= Pollinkhove =

Village in Belgium

Pollinkhove is a village in Lo-Reninge, in the Belgian province of West Flanders.

==Geography==
Pollinkhove is situated near the confluence of the Lovaart and Yser rivers. This strategic location has historically made it an important area for water management and transport, with the village's geography closely linked to the water systems, particularly the windlass system at Fintele, which connected the Lovaart and Yser rivers. This system, which dates back to the 13th century, facilitated the movement of boats across the dam between the two rivers. The continued significance of the region's waterways is also reflected in the 1827 construction of the lock complex at Fintele, which helped regulate river traffic. The centre of Pollinkhove borders the Izenberge Plateau and is bound by the Lo Canal and the Yser River.

==Demographics==
As of 2024, Pollinkhove had an estimated population of 639 residents, spread across an area of 13.98 square kilometers. This gives the village a population density of approximately 45.71 people per square kilometer.

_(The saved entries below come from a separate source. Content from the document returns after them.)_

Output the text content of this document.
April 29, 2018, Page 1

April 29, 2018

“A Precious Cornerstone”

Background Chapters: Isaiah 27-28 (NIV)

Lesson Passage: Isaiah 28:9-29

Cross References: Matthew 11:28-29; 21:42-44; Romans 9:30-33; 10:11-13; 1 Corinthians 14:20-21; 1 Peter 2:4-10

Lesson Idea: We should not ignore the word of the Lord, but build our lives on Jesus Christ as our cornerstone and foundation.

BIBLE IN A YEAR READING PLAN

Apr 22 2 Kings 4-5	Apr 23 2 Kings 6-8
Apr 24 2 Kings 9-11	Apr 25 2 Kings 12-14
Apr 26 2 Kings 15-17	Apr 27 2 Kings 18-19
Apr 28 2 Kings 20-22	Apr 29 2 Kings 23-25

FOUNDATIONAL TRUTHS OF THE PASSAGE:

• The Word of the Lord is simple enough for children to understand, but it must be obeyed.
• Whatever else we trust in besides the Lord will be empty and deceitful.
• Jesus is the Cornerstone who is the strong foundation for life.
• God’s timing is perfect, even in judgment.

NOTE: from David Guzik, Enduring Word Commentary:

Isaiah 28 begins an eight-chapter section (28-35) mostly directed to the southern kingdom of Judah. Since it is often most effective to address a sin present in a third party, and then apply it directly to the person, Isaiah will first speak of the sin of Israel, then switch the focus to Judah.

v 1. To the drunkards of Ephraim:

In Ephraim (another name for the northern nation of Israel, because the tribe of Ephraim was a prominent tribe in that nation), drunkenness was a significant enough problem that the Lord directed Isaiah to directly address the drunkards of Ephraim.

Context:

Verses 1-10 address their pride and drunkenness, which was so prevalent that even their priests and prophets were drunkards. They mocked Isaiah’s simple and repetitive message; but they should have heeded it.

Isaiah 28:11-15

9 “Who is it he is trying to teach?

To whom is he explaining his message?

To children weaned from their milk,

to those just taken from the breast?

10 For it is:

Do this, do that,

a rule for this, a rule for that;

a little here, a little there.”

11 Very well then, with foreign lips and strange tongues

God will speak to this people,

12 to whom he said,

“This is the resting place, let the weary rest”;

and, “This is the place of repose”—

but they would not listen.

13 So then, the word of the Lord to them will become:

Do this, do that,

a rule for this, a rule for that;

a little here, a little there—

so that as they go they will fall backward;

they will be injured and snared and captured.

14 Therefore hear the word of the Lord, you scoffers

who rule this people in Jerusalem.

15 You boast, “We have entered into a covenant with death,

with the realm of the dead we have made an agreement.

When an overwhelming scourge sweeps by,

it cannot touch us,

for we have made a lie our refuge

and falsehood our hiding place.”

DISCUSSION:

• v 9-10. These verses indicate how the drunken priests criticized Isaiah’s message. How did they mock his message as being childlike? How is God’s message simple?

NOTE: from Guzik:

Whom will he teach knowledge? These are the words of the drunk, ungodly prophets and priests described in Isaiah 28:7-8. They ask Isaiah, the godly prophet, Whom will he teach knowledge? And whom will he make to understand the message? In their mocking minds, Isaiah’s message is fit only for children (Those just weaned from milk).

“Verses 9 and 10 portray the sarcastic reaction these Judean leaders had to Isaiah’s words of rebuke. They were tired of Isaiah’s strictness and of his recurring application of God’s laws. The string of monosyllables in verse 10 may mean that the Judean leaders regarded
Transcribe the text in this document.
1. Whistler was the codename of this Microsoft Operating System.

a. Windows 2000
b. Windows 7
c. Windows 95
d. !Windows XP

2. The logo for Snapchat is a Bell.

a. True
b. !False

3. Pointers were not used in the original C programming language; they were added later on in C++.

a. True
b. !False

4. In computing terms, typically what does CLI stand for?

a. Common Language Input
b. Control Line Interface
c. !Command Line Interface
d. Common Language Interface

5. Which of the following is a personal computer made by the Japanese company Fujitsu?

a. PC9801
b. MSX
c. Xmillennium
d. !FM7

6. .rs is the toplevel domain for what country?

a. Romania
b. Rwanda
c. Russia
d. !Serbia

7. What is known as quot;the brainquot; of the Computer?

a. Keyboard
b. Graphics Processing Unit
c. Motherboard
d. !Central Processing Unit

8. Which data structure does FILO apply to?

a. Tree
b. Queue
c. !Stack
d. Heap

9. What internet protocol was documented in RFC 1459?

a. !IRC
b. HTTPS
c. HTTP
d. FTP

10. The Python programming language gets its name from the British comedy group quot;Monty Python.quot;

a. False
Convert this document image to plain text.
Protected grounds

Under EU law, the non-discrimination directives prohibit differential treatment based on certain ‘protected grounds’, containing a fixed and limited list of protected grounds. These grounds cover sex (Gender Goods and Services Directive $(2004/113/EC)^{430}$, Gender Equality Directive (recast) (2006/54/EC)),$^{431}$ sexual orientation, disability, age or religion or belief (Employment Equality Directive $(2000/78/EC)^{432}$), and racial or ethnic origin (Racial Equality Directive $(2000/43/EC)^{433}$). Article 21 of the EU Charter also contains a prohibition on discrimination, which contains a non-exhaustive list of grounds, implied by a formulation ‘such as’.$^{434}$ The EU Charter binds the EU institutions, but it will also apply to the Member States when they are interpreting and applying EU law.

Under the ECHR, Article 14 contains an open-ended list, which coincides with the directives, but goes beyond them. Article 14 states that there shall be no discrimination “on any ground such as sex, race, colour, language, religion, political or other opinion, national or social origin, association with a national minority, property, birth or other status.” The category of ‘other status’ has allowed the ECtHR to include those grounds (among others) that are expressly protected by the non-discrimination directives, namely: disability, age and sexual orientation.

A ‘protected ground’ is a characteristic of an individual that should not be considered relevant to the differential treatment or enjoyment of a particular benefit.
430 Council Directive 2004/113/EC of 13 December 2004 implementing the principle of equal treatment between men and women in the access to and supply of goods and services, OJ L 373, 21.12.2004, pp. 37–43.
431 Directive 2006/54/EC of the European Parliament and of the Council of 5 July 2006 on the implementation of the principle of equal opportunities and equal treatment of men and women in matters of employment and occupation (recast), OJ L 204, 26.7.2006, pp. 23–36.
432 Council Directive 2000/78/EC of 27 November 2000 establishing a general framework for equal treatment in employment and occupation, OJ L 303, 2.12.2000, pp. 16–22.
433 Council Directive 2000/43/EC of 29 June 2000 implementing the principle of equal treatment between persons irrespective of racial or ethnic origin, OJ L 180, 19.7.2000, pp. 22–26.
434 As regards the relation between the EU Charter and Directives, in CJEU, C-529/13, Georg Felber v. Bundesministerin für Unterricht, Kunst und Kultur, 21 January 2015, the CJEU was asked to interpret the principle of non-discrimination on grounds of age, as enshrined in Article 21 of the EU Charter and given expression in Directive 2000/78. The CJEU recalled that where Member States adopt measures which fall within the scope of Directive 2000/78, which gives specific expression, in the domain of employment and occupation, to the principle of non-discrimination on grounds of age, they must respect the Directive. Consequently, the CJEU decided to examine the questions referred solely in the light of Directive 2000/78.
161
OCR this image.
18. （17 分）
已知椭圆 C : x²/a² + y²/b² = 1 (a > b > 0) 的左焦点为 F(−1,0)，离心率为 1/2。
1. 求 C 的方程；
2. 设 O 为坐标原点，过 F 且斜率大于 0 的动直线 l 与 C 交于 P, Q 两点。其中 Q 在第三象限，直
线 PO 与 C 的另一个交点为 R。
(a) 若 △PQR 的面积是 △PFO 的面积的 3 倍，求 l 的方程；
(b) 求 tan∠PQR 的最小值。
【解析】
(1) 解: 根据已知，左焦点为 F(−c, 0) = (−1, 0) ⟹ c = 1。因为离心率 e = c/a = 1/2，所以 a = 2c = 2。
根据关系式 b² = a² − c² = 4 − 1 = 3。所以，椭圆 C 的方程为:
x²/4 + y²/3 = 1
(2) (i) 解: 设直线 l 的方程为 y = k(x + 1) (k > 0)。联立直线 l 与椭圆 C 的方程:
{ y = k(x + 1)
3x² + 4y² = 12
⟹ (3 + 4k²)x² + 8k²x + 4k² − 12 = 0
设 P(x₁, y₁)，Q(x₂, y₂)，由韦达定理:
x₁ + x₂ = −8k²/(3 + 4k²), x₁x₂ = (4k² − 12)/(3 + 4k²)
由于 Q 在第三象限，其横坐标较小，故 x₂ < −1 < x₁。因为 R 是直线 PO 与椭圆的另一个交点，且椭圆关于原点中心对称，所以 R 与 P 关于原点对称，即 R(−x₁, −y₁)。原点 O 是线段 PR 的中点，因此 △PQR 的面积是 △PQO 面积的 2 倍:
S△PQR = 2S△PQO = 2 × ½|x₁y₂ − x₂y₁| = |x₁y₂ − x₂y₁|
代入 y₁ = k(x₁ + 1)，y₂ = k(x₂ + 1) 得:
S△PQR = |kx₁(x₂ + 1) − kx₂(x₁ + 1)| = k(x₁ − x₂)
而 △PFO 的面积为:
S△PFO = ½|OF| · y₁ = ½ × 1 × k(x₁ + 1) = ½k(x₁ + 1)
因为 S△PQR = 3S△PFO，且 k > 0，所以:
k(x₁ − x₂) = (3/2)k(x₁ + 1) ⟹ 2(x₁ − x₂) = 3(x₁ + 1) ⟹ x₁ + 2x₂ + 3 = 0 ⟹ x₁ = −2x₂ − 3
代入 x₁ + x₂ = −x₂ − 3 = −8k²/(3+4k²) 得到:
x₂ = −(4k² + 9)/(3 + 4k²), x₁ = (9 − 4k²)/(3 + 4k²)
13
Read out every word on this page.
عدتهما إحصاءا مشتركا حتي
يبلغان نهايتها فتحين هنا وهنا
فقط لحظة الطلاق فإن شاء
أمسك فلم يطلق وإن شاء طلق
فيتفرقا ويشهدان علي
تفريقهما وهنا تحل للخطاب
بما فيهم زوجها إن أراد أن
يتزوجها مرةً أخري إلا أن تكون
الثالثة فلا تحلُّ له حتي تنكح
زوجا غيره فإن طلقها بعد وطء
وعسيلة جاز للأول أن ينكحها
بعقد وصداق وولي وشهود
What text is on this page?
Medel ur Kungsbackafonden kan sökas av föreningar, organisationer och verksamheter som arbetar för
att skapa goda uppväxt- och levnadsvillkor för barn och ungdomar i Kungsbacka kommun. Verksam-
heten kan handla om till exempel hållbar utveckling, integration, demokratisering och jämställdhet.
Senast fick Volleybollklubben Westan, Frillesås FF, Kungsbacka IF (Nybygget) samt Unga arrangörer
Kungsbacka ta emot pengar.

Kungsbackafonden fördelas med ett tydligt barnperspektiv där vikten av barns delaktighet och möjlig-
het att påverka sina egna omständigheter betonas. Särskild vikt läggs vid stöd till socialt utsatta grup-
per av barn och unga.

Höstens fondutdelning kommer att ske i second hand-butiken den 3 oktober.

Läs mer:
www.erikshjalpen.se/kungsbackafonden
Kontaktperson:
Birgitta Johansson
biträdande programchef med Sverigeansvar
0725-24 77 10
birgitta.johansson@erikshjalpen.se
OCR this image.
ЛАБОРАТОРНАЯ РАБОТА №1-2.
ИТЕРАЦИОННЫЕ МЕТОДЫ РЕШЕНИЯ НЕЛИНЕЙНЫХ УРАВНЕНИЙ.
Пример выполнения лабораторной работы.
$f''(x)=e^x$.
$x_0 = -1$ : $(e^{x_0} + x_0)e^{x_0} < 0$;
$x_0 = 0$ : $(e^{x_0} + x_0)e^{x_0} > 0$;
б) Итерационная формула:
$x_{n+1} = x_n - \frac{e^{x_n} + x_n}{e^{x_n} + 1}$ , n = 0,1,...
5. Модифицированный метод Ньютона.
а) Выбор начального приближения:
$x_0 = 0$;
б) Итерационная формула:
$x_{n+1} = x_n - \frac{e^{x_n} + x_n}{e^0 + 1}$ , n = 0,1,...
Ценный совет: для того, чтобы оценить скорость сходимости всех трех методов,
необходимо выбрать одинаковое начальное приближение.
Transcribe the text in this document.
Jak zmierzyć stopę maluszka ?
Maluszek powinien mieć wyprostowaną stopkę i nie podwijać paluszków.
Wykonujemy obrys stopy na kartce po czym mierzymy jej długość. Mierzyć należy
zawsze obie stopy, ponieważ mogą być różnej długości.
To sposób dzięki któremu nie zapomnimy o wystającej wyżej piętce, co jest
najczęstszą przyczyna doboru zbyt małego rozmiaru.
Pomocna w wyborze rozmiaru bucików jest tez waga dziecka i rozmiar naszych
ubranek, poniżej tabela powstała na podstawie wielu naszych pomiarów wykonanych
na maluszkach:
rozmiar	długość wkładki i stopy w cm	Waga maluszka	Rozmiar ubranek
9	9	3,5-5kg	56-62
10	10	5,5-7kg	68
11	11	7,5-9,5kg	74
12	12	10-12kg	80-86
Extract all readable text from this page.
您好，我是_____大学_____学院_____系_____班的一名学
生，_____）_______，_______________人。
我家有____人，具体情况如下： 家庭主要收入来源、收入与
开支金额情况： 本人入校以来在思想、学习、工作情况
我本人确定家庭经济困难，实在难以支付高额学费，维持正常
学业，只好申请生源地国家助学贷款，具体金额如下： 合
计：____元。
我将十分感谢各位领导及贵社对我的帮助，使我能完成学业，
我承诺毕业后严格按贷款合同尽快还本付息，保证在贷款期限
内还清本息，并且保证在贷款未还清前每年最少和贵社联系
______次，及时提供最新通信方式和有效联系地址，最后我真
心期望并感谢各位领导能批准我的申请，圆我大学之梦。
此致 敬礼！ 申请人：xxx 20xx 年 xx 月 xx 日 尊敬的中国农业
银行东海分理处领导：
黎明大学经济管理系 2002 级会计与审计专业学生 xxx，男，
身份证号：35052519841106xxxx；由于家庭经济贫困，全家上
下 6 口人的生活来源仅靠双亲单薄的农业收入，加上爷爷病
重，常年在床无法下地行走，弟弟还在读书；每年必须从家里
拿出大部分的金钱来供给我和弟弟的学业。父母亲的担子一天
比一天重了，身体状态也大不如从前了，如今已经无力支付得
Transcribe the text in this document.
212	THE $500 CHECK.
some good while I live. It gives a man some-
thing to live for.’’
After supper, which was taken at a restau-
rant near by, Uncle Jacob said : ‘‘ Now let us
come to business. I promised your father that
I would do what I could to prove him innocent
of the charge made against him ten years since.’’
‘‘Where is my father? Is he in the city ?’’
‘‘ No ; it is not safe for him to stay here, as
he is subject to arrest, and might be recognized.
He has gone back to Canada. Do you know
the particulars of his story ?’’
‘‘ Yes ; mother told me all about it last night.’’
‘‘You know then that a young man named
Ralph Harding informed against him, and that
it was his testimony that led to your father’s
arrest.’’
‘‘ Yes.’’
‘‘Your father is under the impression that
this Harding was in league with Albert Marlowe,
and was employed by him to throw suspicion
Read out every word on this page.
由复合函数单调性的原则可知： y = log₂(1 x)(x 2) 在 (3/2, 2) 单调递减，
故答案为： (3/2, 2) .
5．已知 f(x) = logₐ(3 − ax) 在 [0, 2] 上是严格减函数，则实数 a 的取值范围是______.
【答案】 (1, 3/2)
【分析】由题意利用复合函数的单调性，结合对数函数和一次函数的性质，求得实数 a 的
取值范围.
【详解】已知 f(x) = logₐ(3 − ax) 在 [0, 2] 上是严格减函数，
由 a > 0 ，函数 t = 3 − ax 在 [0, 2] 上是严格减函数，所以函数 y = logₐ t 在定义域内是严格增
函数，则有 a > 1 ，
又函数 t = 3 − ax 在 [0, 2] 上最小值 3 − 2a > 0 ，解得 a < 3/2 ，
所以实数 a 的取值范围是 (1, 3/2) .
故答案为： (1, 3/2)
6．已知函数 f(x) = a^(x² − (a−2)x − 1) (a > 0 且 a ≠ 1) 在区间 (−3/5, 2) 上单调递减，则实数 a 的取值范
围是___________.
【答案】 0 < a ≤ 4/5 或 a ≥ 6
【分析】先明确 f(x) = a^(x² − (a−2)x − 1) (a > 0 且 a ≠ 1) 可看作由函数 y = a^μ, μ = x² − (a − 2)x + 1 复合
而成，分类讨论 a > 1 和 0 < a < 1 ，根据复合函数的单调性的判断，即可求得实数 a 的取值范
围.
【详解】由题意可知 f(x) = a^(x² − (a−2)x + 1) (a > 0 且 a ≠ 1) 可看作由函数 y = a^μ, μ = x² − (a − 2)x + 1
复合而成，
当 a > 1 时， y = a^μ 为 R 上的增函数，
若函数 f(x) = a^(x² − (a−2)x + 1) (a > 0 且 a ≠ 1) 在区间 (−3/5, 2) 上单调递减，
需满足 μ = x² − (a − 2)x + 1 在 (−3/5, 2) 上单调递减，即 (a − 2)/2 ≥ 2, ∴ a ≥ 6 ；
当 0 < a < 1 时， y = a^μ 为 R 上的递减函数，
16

Over the preceding years, the village experienced a slight population decline, with an annual change of -1.0% from 2021 to 2024.

==History==
The oldest record of Pollinkhove is from 1112, referring to the "Lords of Pollinc" who lived in a homestead with the same name. Later, the Count of Flanders named them liege lords and they received the right to lift tolls and taxes which made them rich and gave them prestige.

Adrian van Pollinckhove apparently had the parish church built around 1500. This church and parish were named after Saint Bartholomew and located near the crossing of the Vaarstraat and the Pollinkhovestraat.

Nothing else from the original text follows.